The 1,092-foot flattop is the flagship of a nine-ship strike group that features upward of 60 aircraft and 7,000 personnel. Two of the group’s escorts, the destroyers USS Spruance and USS Pinckney, also are based in San Diego, the headquarters of the Third Fleet.
The aircraft now aboard the Lincoln come from Naval Air Station North Island, Marine Corps Air Station Miramar, and bases at Point Magu, Lemoore, located in the Central Valley and Whidbey Island, Washington.
The 37 year-old carrier is operating in Arabian Sea with a mix of F/A-18 multi-role fighter jets and new generation F-35C stealth fighters. Four years ago, Lincoln became the first carrier to deploy with F-35Cs. Both of these aircraft carry precision-guided air-to-air and air-to-ground missiles, giving the carrier range and power.
The strike-group also features six Arleigh-Burke-class destroyers, which are known as the workhorse of the Navy because they are so versatile.
Burke destroyers stock Tomahawk cruise missiles, a weapon that became famous during Operation Desert Storm in 1991 because they were used so effectively by ships and submarines. Tomahawks were originally developed by the Convair division of General Dynamics in San Diego and some of the missiles can travel about 1,000 miles.
The destroyers are indispensable to the Navy but they lack the glamour of aircraft carriers, notably the Lincoln, which was commissioned in 1989 during the waning years of the Cold War.
Sailors on board the USS Abraham Lincoln (CVN-72) man the rails on their return to San Diego and NAS Coronado on Friday, Dec. 20, 2024, in Coronado, CA. (Nelvin C. Cepeda / The San Diego Union-Tribune)
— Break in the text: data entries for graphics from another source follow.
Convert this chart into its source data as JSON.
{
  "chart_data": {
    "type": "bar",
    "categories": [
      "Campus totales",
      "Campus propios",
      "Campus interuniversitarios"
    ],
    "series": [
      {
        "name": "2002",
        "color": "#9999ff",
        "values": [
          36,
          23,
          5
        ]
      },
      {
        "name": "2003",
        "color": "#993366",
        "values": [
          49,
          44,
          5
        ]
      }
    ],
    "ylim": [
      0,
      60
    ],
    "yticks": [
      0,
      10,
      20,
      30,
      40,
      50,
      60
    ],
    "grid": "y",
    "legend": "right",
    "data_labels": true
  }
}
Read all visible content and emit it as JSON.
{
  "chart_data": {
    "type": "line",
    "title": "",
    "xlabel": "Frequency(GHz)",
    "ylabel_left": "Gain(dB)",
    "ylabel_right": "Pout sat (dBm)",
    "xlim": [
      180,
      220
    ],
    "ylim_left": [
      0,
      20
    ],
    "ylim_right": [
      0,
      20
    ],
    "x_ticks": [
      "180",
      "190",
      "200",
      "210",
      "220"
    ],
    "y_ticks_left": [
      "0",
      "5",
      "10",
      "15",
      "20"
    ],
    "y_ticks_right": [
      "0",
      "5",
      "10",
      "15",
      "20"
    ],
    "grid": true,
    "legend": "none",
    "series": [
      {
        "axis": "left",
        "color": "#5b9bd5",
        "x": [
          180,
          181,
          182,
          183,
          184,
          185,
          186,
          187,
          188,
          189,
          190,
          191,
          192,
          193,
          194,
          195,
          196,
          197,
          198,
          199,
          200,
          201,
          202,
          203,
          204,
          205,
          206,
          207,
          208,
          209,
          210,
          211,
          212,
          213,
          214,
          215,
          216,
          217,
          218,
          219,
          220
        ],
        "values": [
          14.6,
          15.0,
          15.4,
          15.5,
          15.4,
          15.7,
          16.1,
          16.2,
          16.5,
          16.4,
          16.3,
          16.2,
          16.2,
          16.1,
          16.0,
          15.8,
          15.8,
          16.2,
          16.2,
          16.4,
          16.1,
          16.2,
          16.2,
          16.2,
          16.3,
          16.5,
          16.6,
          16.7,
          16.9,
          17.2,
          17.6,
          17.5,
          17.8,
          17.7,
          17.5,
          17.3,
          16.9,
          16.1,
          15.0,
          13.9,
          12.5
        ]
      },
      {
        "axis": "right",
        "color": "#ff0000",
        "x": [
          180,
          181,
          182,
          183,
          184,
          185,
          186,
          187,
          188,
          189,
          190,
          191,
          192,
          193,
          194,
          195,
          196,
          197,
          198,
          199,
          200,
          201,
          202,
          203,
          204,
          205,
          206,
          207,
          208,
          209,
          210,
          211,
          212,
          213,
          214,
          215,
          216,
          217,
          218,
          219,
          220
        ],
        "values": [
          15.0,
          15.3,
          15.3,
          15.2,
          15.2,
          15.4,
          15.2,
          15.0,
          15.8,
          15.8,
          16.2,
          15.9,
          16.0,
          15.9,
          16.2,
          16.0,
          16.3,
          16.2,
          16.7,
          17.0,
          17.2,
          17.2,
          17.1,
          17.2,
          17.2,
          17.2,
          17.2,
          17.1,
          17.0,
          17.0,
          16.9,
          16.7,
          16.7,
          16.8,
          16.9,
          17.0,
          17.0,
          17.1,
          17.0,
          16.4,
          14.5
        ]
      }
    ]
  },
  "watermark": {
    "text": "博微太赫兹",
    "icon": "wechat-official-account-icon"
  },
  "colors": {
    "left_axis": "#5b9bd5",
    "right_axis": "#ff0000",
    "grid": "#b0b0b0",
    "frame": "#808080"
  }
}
The carrier became widely known in June 1991, during its first deployment, when it spearheaded a 23-ship armada that evacuated almost 45,000 people from Luzon Island in the Philippines following the eruption of Mount Pinatubo. It then traveled to the Persian Gulf and provided air support and reconnaissance after the main fighting had ended in Operation Desert Storm.
The Lincoln returned to the region several times in the 1990s to help enforce the no-fly zone over southern Iraq. And in March 2003 it helped lead the so-called “shock and awe” phase of Operation Iraqi Freedom, carrying out more than 2,300 combat missions. Two months later, President George W. Bush famously declared during a visit to the Lincoln that major combat operations had ended. But the conflict lasted, in various ways, for almost nine years.
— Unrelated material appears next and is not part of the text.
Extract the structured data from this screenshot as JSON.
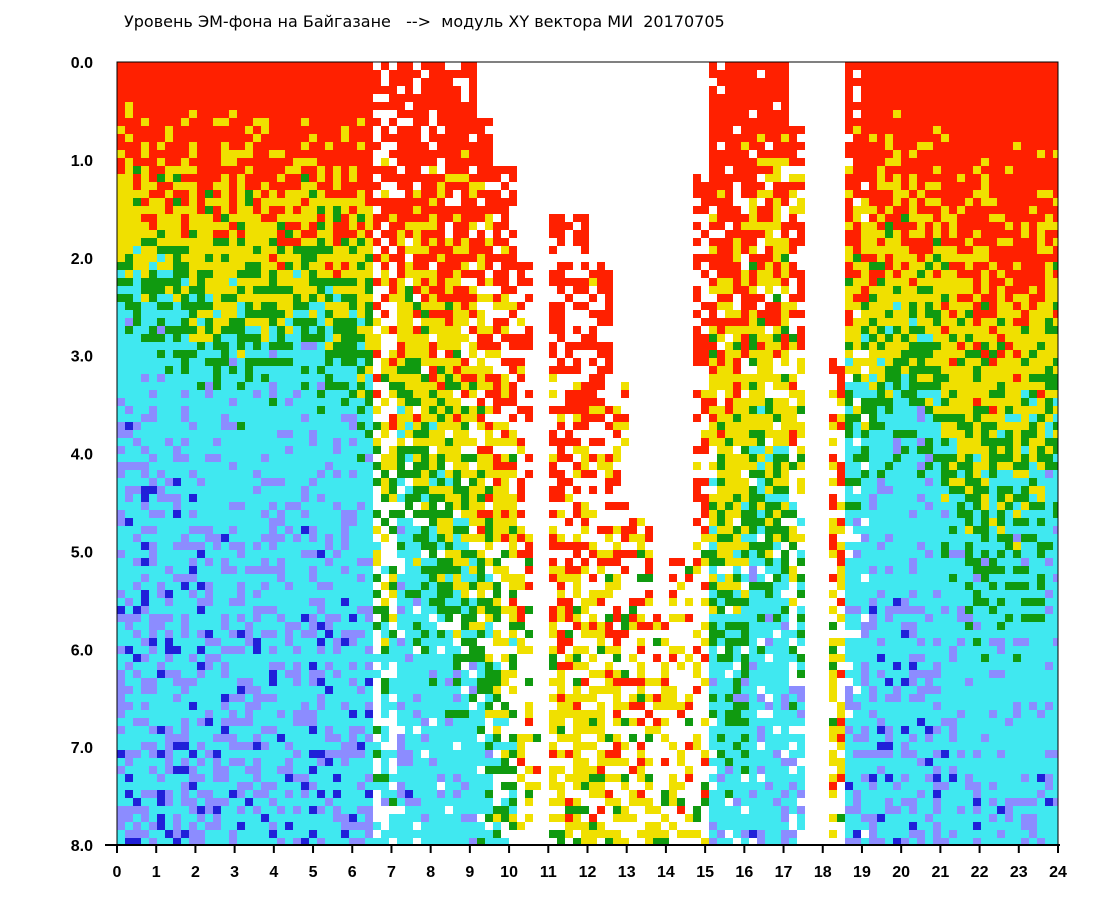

The carrier — which many sailors call “Abe” — has deployed to the Middle East several times since 2019, mostly due to tensions with Iran.
The Lincoln left San Diego on its latest deployment in Nov. 2025. It was initially assigned to patrol the Indo-Pacific. President Donald Trump diverted the ship to the Middle East in mid-January due to rising tensions with Iran, which has refused to abandon its nuclear weapons program.